In the statement, Mrs. Foster indicated that she will be stepping away from political life. It is unknown at this stage who will succeed her, with Assembly elections due to take place next year.

“As I prepare to depart the political stage, it is my view that if Northern Ireland is to prosper then it will only do so built on the foundations of successful and durable devolution.

“That will require continued hard work and real determination and courage on all sides.”

In stepping away from elected life, Mrs. Foster looked to the future of Unionism and said: “Over the last 12 months, I have been holding online meetings every week with young people, mainly from Working Class communities, and encouraging them – especially the young women – to get involved.

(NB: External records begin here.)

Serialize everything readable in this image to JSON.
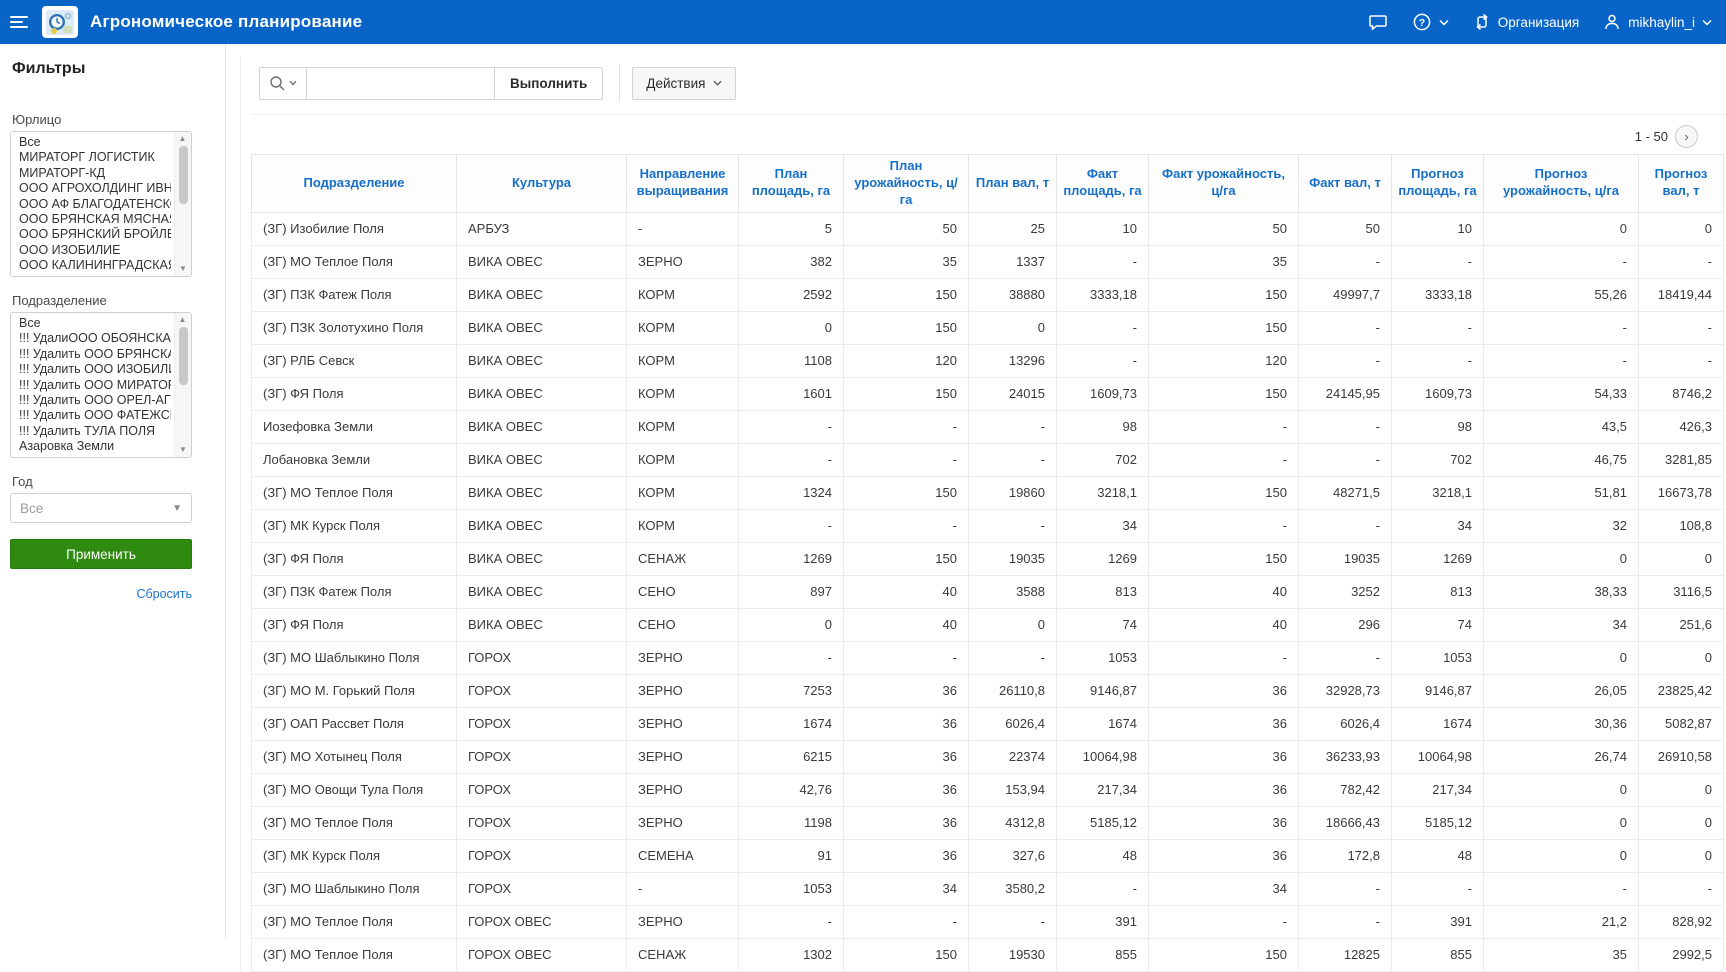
{
  "app": {
    "title": "Агрономическое планирование"
  },
  "topnav": {
    "organization_label": "Организация",
    "username": "mikhaylin_i"
  },
  "glyphs": {
    "scroll_up": "▲",
    "scroll_down": "▼",
    "caret_down": "▼",
    "next_page": "›"
  },
  "sidebar": {
    "title": "Фильтры",
    "filters": [
      {
        "id": "yurlico",
        "label": "Юрлицо",
        "type": "multiselect",
        "options": [
          "Все",
          "МИРАТОРГ ЛОГИСТИК",
          "МИРАТОРГ-КД",
          "ООО АГРОХОЛДИНГ ИВНЯНСКИ",
          "ООО АФ БЛАГОДАТЕНСКОЕ",
          "ООО БРЯНСКАЯ МЯСНАЯ КОМП",
          "ООО БРЯНСКИЙ БРОЙЛЕР",
          "ООО ИЗОБИЛИЕ",
          "ООО КАЛИНИНГРАДСКАЯ МЯСН"
        ]
      },
      {
        "id": "podrazdelenie",
        "label": "Подразделение",
        "type": "multiselect",
        "options": [
          "Все",
          "!!! УдалиООО ОБОЯНСКАЯ ЗЕРНО",
          "!!! Удалить ООО БРЯНСКАЯ МЯСН",
          "!!! Удалить ООО ИЗОБИЛИЕ",
          "!!! Удалить ООО МИРАТОРГ-ОРЕ",
          "!!! Удалить ООО ОРЕЛ-АГРО-ПРО",
          "!!! Удалить ООО ФАТЕЖСКАЯ ЯГН",
          "!!! Удалить ТУЛА ПОЛЯ",
          "Азаровка Земли"
        ]
      },
      {
        "id": "god",
        "label": "Год",
        "type": "select",
        "value": "Все"
      }
    ],
    "apply_label": "Применить",
    "reset_label": "Сбросить"
  },
  "toolbar": {
    "search_value": "",
    "execute_label": "Выполнить",
    "actions_label": "Действия"
  },
  "report": {
    "pagination_label": "1 - 50",
    "columns": [
      "Подразделение",
      "Культура",
      "Направление выращивания",
      "План площадь, га",
      "План урожайность, ц/га",
      "План вал, т",
      "Факт площадь, га",
      "Факт урожайность, ц/га",
      "Факт вал, т",
      "Прогноз площадь, га",
      "Прогноз урожайность, ц/га",
      "Прогноз вал, т"
    ],
    "rows": [
      [
        "(ЗГ) Изобилие Поля",
        "АРБУЗ",
        "-",
        "5",
        "50",
        "25",
        "10",
        "50",
        "50",
        "10",
        "0",
        "0"
      ],
      [
        "(ЗГ) МО Теплое Поля",
        "ВИКА ОВЕС",
        "ЗЕРНО",
        "382",
        "35",
        "1337",
        "-",
        "35",
        "-",
        "-",
        "-",
        "-"
      ],
      [
        "(ЗГ) ПЗК Фатеж Поля",
        "ВИКА ОВЕС",
        "КОРМ",
        "2592",
        "150",
        "38880",
        "3333,18",
        "150",
        "49997,7",
        "3333,18",
        "55,26",
        "18419,44"
      ],
      [
        "(ЗГ) ПЗК Золотухино Поля",
        "ВИКА ОВЕС",
        "КОРМ",
        "0",
        "150",
        "0",
        "-",
        "150",
        "-",
        "-",
        "-",
        "-"
      ],
      [
        "(ЗГ) РЛБ Севск",
        "ВИКА ОВЕС",
        "КОРМ",
        "1108",
        "120",
        "13296",
        "-",
        "120",
        "-",
        "-",
        "-",
        "-"
      ],
      [
        "(ЗГ) ФЯ Поля",
        "ВИКА ОВЕС",
        "КОРМ",
        "1601",
        "150",
        "24015",
        "1609,73",
        "150",
        "24145,95",
        "1609,73",
        "54,33",
        "8746,2"
      ],
      [
        "Иозефовка Земли",
        "ВИКА ОВЕС",
        "КОРМ",
        "-",
        "-",
        "-",
        "98",
        "-",
        "-",
        "98",
        "43,5",
        "426,3"
      ],
      [
        "Лобановка Земли",
        "ВИКА ОВЕС",
        "КОРМ",
        "-",
        "-",
        "-",
        "702",
        "-",
        "-",
        "702",
        "46,75",
        "3281,85"
      ],
      [
        "(ЗГ) МО Теплое Поля",
        "ВИКА ОВЕС",
        "КОРМ",
        "1324",
        "150",
        "19860",
        "3218,1",
        "150",
        "48271,5",
        "3218,1",
        "51,81",
        "16673,78"
      ],
      [
        "(ЗГ) МК Курск Поля",
        "ВИКА ОВЕС",
        "КОРМ",
        "-",
        "-",
        "-",
        "34",
        "-",
        "-",
        "34",
        "32",
        "108,8"
      ],
      [
        "(ЗГ) ФЯ Поля",
        "ВИКА ОВЕС",
        "СЕНАЖ",
        "1269",
        "150",
        "19035",
        "1269",
        "150",
        "19035",
        "1269",
        "0",
        "0"
      ],
      [
        "(ЗГ) ПЗК Фатеж Поля",
        "ВИКА ОВЕС",
        "СЕНО",
        "897",
        "40",
        "3588",
        "813",
        "40",
        "3252",
        "813",
        "38,33",
        "3116,5"
      ],
      [
        "(ЗГ) ФЯ Поля",
        "ВИКА ОВЕС",
        "СЕНО",
        "0",
        "40",
        "0",
        "74",
        "40",
        "296",
        "74",
        "34",
        "251,6"
      ],
      [
        "(ЗГ) МО Шаблыкино Поля",
        "ГОРОХ",
        "ЗЕРНО",
        "-",
        "-",
        "-",
        "1053",
        "-",
        "-",
        "1053",
        "0",
        "0"
      ],
      [
        "(ЗГ) МО М. Горький Поля",
        "ГОРОХ",
        "ЗЕРНО",
        "7253",
        "36",
        "26110,8",
        "9146,87",
        "36",
        "32928,73",
        "9146,87",
        "26,05",
        "23825,42"
      ],
      [
        "(ЗГ) ОАП Рассвет Поля",
        "ГОРОХ",
        "ЗЕРНО",
        "1674",
        "36",
        "6026,4",
        "1674",
        "36",
        "6026,4",
        "1674",
        "30,36",
        "5082,87"
      ],
      [
        "(ЗГ) МО Хотынец Поля",
        "ГОРОХ",
        "ЗЕРНО",
        "6215",
        "36",
        "22374",
        "10064,98",
        "36",
        "36233,93",
        "10064,98",
        "26,74",
        "26910,58"
      ],
      [
        "(ЗГ) МО Овощи Тула Поля",
        "ГОРОХ",
        "ЗЕРНО",
        "42,76",
        "36",
        "153,94",
        "217,34",
        "36",
        "782,42",
        "217,34",
        "0",
        "0"
      ],
      [
        "(ЗГ) МО Теплое Поля",
        "ГОРОХ",
        "ЗЕРНО",
        "1198",
        "36",
        "4312,8",
        "5185,12",
        "36",
        "18666,43",
        "5185,12",
        "0",
        "0"
      ],
      [
        "(ЗГ) МК Курск Поля",
        "ГОРОХ",
        "СЕМЕНА",
        "91",
        "36",
        "327,6",
        "48",
        "36",
        "172,8",
        "48",
        "0",
        "0"
      ],
      [
        "(ЗГ) МО Шаблыкино Поля",
        "ГОРОХ",
        "-",
        "1053",
        "34",
        "3580,2",
        "-",
        "34",
        "-",
        "-",
        "-",
        "-"
      ],
      [
        "(ЗГ) МО Теплое Поля",
        "ГОРОХ ОВЕС",
        "ЗЕРНО",
        "-",
        "-",
        "-",
        "391",
        "-",
        "-",
        "391",
        "21,2",
        "828,92"
      ],
      [
        "(ЗГ) МО Теплое Поля",
        "ГОРОХ ОВЕС",
        "СЕНАЖ",
        "1302",
        "150",
        "19530",
        "855",
        "150",
        "12825",
        "855",
        "35",
        "2992,5"
      ]
    ]
  }
}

“I echo that encouragement today. Politics and debate is the only path to effect change in society. You will and can be the MPs, MLAs and Councillors of tomorrow.”

Mrs. Foster reflected on some of the low periods in her leadership and said: “Of course, as with highs, there were lows along the way.

“The three years without Devolution caused untold harm to our public services, and the RHI Inquiry was a difficult period.

“The Protocol being foisted upon Northern Ireland against the will of Unionists has served to destabilise Northern Ireland in more recent times.”

Mrs. Foster was elected leader of the DUP in 2015, and she reflected on how her election “broke the glass ceiling for women in politics”.

She added: “I am glad I inspired other women to enter politics and spurred them on to take up elected office.

“I understand the misogynistic criticisms that female public figures have to take and, sadly, it’s the same for all women in public life.

“I want to encourage you to keep going, and don’t let the online lynch mobs get you down.”

Mrs. Foster closed her statement reflecting on the future of Northern Ireland. She said: “I have sought to lead the Party and Northern Ireland away from division and towards a better path.

“There are people in Northern Ireland with a British identity, others are Irish, others are Northern Irish, others are a mixture of all three and some are new and emerging.

“We must all learn to be generous to each other, live together and share this wonderful country.

“The future of Unionism and Northern Ireland will not be found in division – it will only be found in sharing this place we all are privileged to call home.”